The movement for a solidarity economy in the United States has come a very long way in a very short time.

These themes of relationship building, seeking coalition partners, linking to Black community values, and creating structures of support show up throughout the series. In Washington, DC, M. Felix Macaraeg and Bianca Vazquez of the Beloved Community Incubator discuss the importance of using an organizing approach to cooperative development, grounding the building of ecosystem supports in person-to-person relationships. In New Orleans, Latona Giwa and Susan Sakash of Cooperation New Orleans emphasize the importance of linking to the city’s extensive arts community. In Buffalo, Andrew Delmonte of Cooperation Buffalo emphasizes the importance of building on the Black cooperative history in the city, as well as building connections with co-op, business, and community organizing partners.

The Road Ahead

If you had told me when I published a paper on cooperative cities that within three years the City of Chicago would be launching a $15 million community wealth building initiative specifically to amplify worker cooperatives, community land trusts, and other types of cooperative enterprise, I would not have believed you.

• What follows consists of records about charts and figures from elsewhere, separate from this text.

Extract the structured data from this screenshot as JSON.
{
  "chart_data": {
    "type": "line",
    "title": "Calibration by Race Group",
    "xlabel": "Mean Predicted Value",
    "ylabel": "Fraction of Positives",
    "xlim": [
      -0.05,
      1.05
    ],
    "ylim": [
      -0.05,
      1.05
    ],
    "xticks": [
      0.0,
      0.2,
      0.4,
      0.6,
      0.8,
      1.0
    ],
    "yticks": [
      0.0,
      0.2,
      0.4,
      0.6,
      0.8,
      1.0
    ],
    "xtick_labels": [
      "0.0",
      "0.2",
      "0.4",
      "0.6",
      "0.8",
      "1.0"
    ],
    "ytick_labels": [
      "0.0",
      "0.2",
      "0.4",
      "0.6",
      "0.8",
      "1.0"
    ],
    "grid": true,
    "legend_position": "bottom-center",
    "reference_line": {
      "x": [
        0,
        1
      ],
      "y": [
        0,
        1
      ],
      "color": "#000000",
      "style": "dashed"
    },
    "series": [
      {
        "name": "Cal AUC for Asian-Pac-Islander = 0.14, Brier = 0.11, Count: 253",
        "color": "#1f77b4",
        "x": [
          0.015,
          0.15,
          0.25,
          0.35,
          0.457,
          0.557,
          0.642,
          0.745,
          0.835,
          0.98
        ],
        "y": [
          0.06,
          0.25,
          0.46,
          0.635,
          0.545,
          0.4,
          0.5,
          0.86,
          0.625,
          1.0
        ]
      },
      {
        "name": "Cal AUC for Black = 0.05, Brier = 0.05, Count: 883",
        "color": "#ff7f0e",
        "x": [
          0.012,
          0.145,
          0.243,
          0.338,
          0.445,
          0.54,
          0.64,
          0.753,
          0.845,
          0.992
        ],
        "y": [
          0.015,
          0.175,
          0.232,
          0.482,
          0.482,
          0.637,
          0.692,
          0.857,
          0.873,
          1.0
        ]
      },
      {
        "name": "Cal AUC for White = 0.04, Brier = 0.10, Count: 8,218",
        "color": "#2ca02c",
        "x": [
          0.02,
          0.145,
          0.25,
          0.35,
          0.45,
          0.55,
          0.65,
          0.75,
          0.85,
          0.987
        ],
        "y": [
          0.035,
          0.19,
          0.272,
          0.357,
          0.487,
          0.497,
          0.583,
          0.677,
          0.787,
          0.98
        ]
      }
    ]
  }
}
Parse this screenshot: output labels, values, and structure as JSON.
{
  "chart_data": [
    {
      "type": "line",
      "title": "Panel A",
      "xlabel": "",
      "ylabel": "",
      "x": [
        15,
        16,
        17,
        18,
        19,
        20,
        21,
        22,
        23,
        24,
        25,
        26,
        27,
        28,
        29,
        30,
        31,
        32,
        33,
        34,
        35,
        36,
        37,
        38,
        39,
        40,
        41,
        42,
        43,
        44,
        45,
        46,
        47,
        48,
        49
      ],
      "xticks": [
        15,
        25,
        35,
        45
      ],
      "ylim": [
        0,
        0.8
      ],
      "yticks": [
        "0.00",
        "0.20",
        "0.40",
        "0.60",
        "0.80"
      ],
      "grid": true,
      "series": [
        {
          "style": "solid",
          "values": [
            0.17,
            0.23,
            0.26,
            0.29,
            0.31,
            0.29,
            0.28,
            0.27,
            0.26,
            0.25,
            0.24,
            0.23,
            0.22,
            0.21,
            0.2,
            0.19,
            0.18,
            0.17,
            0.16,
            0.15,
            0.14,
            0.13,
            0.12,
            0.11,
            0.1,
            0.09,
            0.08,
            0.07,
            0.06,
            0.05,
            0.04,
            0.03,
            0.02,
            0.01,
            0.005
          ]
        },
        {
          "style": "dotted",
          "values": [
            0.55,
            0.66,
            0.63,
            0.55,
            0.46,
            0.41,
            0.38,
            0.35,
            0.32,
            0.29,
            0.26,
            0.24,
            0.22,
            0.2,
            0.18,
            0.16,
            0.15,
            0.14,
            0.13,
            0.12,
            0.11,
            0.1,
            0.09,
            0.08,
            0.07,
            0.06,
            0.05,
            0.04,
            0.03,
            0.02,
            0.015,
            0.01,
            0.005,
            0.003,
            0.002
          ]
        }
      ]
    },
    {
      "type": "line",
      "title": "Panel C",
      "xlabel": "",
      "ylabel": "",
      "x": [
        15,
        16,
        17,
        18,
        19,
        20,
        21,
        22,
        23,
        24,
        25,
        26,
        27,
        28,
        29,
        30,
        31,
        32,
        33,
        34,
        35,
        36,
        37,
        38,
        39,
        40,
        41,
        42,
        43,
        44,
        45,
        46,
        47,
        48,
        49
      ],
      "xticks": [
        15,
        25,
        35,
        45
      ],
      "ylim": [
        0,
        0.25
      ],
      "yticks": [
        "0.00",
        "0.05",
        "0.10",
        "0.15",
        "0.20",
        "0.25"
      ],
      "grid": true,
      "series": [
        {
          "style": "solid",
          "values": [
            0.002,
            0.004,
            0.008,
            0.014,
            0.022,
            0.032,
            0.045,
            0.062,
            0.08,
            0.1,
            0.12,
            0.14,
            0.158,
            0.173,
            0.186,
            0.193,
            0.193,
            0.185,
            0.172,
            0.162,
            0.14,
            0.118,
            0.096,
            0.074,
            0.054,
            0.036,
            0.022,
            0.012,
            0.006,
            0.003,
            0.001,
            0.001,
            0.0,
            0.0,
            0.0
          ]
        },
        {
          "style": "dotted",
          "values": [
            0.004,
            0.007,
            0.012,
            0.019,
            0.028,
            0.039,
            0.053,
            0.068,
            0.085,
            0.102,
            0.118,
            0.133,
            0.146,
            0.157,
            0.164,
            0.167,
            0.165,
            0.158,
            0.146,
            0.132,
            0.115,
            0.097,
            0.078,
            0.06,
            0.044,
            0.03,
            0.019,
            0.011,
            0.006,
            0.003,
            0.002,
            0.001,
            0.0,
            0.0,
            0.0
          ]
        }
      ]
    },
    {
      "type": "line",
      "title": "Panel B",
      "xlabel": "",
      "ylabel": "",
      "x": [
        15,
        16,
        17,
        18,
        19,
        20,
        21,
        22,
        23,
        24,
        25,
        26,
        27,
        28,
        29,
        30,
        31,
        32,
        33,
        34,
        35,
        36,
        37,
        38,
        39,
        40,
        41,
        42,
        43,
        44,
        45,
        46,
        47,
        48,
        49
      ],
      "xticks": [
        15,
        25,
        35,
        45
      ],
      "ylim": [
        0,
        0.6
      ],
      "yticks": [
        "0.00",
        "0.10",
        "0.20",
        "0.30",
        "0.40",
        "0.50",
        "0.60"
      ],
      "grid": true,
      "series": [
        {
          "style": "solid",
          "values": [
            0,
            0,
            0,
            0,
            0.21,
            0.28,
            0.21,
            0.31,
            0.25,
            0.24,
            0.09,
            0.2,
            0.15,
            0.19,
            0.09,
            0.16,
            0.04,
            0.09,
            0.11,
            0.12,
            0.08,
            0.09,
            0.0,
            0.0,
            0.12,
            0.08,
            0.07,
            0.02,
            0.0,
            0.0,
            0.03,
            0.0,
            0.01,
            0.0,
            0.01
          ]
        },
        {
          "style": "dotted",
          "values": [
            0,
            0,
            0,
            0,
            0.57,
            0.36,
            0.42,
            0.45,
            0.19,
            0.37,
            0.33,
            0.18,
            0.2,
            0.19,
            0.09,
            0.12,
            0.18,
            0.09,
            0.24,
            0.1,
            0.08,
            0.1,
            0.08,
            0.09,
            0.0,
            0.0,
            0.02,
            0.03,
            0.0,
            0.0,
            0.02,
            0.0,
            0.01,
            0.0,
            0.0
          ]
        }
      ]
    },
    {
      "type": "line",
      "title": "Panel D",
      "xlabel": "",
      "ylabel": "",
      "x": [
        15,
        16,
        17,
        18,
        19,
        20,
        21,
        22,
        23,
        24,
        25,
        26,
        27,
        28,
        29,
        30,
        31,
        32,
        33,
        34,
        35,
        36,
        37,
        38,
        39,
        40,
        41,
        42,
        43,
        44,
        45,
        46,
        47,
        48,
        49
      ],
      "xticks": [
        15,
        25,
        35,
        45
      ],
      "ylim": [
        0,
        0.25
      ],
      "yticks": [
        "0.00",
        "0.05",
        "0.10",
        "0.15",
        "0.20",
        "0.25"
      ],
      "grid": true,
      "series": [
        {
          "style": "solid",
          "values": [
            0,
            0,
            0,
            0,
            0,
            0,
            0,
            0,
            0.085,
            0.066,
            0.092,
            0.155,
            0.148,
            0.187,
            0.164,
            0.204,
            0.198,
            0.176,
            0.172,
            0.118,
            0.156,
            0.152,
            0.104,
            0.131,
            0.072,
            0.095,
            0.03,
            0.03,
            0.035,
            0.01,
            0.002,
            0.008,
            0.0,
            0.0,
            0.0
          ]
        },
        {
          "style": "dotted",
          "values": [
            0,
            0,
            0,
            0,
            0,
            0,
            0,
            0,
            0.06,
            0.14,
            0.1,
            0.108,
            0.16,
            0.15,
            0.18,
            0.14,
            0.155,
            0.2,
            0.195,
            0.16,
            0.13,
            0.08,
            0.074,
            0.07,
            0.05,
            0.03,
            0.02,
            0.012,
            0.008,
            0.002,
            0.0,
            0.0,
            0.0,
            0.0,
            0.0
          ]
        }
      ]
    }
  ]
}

The movement for a solidarity economy in the United States has come a very long way in a very short time. 

And yet, far more work remains. Writing last year in NPQ, Esteban Kelly and Melissa Hoover noted that the choices we make over the coming years will be critical to either hampering or catalyzing a democratic transition rooted in worker and community ownership and control. Our challenge, they conclude, is first to assert a vision for the solidarity economy “and aim for embedding it in policy, and then to get to work building the relationships of active, functional solidarity that will help bring this vision to reality.” The stories offered in this series are one small step on this longer path toward transformation—and liberation.